I admit: we owe a huge debt to the Sinn Fein leadership for manoeuvring their organisation so successfully behind the peace process. Let me also admit that they got no assistance from this column (not that that made any difference either way). But I did pour scorn on what they were doing, and I was wrong.
With that out of the way, might we not ask ourselves: Are we not plumbing the depths of the utterly ludicrous in asking Sinn Fein to give its approval to the new Northern Ireland Police Service? Is the approval of Maurice Hayes and Monsignor Denis Faul, men of towering integrity and unimpeachable moral authority, not enough to be getting on with?
Join the Garda
For what is the nature of the police force which Sinn Fein will endorse? Since the party does not encourage young nationalists in the Republic to join the Garda Siochana, we may take it that that force falls short of the mark. So what will meet Sinn Fein requirements - other, that is, than equipping the Provi RA with nice state-supplied balaclavas, and nice state-supplied baseball bats?
We have already had a couple of tests to show how strong the Sinn Fein stomach is in these matters. Its leaders, to judge from their refusal to call on people to assist the investigation into the Omagh bombing, would rather the bombers go free than see them apprehended by the RUC. This is the basic benchmark by which we may test the attitude of these people: and we might ask, what rules have they and we got in common if they prefer mass murderers to go free than be processed by the imperfect organisation called the Royal Ulster Constabulary?
They have, of course, some experience of mass murder. Omagh was not unique or pioneering in any sense.

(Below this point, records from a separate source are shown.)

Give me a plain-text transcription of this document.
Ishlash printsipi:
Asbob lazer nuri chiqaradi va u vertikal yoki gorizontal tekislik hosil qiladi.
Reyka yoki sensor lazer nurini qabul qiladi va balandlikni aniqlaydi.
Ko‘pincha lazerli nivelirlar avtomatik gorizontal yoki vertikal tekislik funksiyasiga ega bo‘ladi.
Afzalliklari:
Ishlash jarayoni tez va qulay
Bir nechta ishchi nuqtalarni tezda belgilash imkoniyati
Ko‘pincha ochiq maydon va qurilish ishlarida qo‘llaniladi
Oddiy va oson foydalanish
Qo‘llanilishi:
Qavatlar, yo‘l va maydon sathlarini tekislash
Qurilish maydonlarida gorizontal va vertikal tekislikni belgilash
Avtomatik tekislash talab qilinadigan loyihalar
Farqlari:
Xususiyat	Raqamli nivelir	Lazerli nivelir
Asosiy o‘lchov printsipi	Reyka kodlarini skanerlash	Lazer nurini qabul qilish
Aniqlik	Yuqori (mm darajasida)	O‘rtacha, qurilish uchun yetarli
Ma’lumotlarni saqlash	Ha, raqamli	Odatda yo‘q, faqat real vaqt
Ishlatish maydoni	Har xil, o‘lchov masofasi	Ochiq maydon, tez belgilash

The people who lead Sinn Fein-IRA were prominent in the organisation at the time of the Birmingham bombings, which killed 21 people. The authors of that atrocity have never been brought to justice. ???????????ein Ard Comhairle. Should we be surprised that an organisation which can effortlessly close ranks behind the butchers of Birmingham instinctively places the security of the fellow-bombers of Omagh before the rights of the bereaved of either place?
Nor law nor civic duty come before the commands of the Sinn Fein tribe, which claim moral and legal pre-eminence over its members. Sinn Fein lies outside civic society. Its rules are self-generated, discrete, immune to judgment or interference from outside. Sinn Fein in this sense is not a political movement but a sect, whose every instinct is not to support the institutions of the state - any state - except on terms which make it impossible for others so to subscribe.
Omagh atrocity
What kind of Garda Siochana would it be which would win the whole-hearted approval of Sinn Fein, and which young Shinners would be encouraged to join? Would it be a police force in any recognisable sense? And if Sinn Fein culturally is incapable of assisting even An Garda Siochana in its investigations of the Omagh atrocity, is it humanly possible to create a police force in Northern Ireland to which the Shinners would name the Omagh bombers? Or is that rather like asking a mullah to have a bath with a pig?

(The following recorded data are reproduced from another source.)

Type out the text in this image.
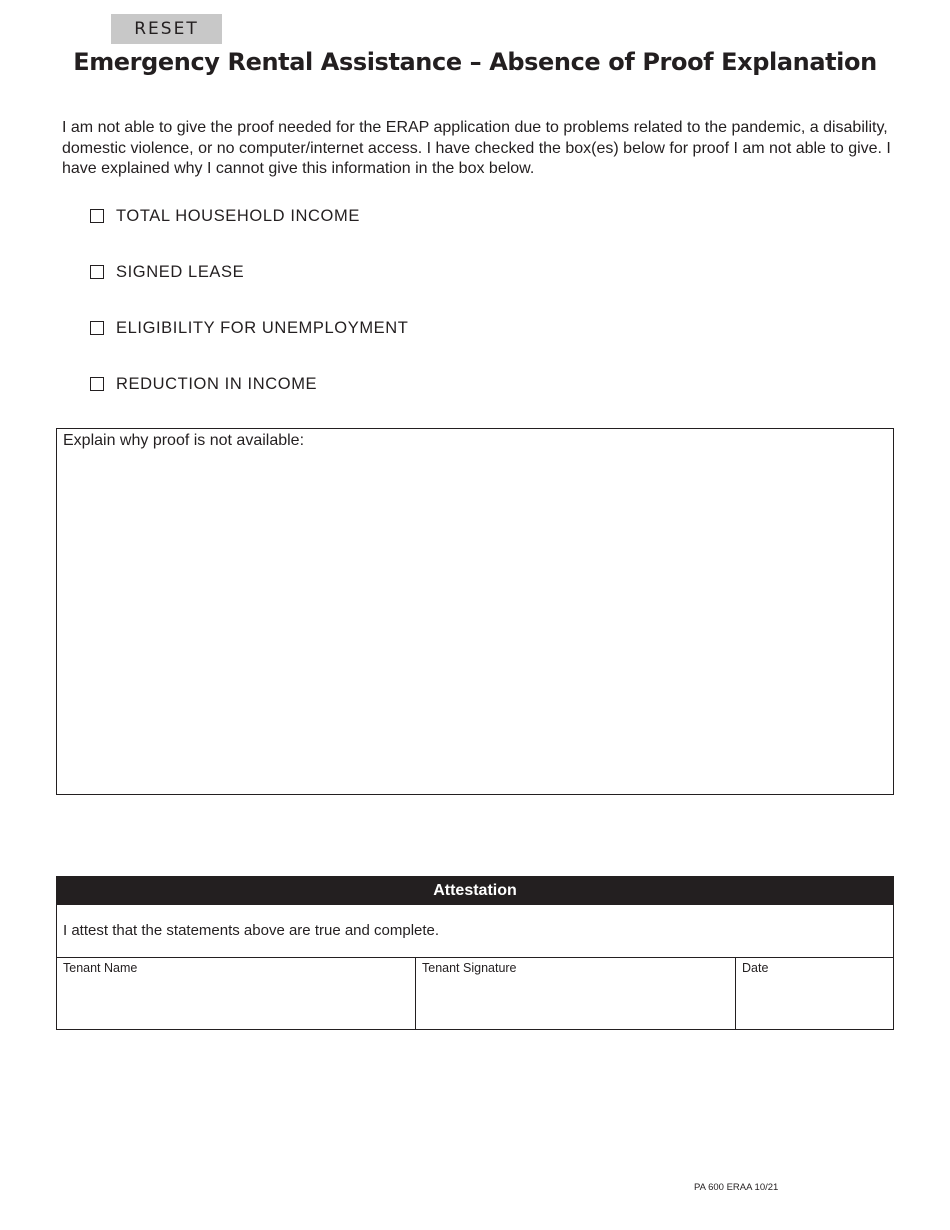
RESET
Emergency Rental Assistance – Absence of Proof Explanation

I am not able to give the proof needed for the ERAP application due to problems related to the pandemic, a disability, domestic violence, or no computer/internet access. I have checked the box(es) below for proof I am not able to give. I have explained why I cannot give this information in the box below.

TOTAL HOUSEHOLD INCOME
SIGNED LEASE
ELIGIBILITY FOR UNEMPLOYMENT
REDUCTION IN INCOME
Explain why proof is not available:
Attestation
I attest that the statements above are true and complete.
Tenant Name	Tenant Signature	Date
PA 600 ERAA 10/21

This is before we even consider that Sinn Fein wants full disclosure from everyone in Derry on Bloody Sunday to the Saville Enquiry, except from the IRA - a position so bizarrely self-contradictory that it makes my head swim. In this hallucinatory hall of mirrors, our temples throbbing in disbelief, we receive sanctimonious little homilies on what constitutes a proper police force, not from the heroes of the RUC who have held the line for decades, but from an organisation which has an illegal standing army that has never stopped recruiting or resupplying itself and which, like the Swiss, has stored vast arsenals against some future requirement (and which - you never know - might include bumping a few of the new police off).
And we are asking this organisation to give us its permission for the formation of a police service for Northern Ireland? Does the Consistory of Cardinals seek the advice of the ladies from the Shangri La Massage Parlour and Escort Service on sexual morality? And do we not know in our hearts that it is not possible for a police force to receive the imprimatur of the Army Council of the IRA and remain a police force?
Cross-community
Paramilitary approval aside, there is no such thing as a cross-community police force anywhere in the world. Police forces are drawn from the lower middle classes, not from the rich, not from the very poor. This is true everywhere, for all sorts of reasons; and it will never be the case that police forces are welcome in very poor areas, be they the Bronx, Kilbarrack or Ballymurphy. The poor do not consent to be policed: they accept that it is so.
Moroever, police forces are seldom if ever consciously created to cope with the peculiar demands of a divided society. The Palestine police, officered by ex-RIC men, was one example. Police forces consciously recruited to be representative of a divided society will inevitably reflect the divisions. Instead of a non-politicised police force, and in the absence of an officer corps of neutral outsiders, as the Irish were in Palestine, you will have a deeply political and partisan one.
In other words, the longer the RUC survives as it is, the better.